ROKS Masan (FF-955) is the fourth ship of the Ulsan-class frigate in the Republic of Korea Navy. She is named after the city, Masan.

== Development ==

In the early 1990s, the Korean government plan for the construction of next generation coastal ships named Frigate 2000 was scrapped due to the 1997 Asian financial crisis. But the decommissioning of the destroyers and the aging fleet of Ulsan-class frigates, the plan was revived as the Future Frigate eXperimental, also known as FFX in the early 2000s.

10 ships were launched and commissioned from 1980 to 1993. They have 3 different variants which consists of Flight I, Flight II and Flight III.

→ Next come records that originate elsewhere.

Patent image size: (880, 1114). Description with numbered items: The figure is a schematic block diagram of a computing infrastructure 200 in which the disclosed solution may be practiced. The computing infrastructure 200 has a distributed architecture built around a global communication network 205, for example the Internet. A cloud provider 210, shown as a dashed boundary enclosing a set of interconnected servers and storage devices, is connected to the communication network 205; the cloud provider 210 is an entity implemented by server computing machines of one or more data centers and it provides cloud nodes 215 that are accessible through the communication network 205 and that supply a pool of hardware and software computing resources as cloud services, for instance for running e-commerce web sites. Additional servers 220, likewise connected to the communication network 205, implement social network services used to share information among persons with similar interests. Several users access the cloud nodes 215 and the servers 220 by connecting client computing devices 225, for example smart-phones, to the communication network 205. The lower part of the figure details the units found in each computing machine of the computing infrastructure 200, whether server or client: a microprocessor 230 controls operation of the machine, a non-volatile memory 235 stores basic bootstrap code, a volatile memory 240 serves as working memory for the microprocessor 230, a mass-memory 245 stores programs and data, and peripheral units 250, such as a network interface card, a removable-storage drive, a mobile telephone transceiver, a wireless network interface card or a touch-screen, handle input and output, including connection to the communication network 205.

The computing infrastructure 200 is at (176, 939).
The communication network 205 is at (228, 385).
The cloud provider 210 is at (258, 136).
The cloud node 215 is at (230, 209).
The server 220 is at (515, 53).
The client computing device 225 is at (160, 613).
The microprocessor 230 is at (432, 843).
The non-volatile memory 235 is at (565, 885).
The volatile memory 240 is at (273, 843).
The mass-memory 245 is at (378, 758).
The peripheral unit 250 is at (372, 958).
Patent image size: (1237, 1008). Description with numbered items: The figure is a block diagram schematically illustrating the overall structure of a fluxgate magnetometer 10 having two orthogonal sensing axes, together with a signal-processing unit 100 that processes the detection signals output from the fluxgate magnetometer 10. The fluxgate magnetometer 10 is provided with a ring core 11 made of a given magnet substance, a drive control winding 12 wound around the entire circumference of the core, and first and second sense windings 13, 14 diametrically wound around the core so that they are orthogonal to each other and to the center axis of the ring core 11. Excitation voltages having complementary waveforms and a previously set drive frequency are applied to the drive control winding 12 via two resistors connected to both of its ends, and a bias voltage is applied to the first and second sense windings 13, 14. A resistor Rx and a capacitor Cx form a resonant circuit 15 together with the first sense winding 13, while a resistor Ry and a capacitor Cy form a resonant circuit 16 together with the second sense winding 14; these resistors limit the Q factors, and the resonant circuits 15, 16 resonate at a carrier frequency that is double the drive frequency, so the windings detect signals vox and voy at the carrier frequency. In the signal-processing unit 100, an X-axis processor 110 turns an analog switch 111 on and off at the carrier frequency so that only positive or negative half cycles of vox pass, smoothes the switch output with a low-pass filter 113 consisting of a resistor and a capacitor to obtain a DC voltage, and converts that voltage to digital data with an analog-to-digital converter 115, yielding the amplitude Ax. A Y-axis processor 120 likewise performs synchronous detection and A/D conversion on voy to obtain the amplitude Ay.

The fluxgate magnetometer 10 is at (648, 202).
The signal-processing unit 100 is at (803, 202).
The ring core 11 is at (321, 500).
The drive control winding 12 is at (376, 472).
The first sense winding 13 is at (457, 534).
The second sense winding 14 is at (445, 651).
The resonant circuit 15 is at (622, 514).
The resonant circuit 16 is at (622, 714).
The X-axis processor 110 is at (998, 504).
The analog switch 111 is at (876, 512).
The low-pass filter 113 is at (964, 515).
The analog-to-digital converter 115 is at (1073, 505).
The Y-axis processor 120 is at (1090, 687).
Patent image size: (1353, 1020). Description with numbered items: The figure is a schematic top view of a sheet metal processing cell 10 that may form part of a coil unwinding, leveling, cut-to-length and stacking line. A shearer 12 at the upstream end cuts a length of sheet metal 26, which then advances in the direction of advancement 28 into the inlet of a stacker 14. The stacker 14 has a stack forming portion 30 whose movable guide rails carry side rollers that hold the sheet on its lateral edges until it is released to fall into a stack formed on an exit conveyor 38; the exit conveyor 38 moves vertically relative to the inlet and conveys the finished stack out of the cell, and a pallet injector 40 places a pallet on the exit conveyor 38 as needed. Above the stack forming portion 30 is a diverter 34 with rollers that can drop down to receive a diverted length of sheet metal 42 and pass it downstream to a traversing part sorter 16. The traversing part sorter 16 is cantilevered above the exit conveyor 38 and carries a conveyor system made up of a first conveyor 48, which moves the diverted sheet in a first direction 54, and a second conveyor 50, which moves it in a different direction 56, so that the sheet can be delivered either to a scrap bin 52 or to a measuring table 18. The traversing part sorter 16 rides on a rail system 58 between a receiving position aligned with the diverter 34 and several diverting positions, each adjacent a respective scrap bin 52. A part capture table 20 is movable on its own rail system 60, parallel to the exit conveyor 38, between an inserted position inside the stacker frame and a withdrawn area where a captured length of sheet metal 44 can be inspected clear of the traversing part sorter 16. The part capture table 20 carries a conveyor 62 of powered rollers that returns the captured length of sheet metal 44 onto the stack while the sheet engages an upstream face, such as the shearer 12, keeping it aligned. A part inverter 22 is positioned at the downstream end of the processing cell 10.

== Construction and career ==
ROKS Masan was launched on 26 October 1984 by Hanjin Heavy Industries and commissioned on 20 July 1985.

She was decommissioned on 24 December 2019 and expected to be used as in training exercises.

She is now a museum ship on Gangwha Island in Incheon, South Korea.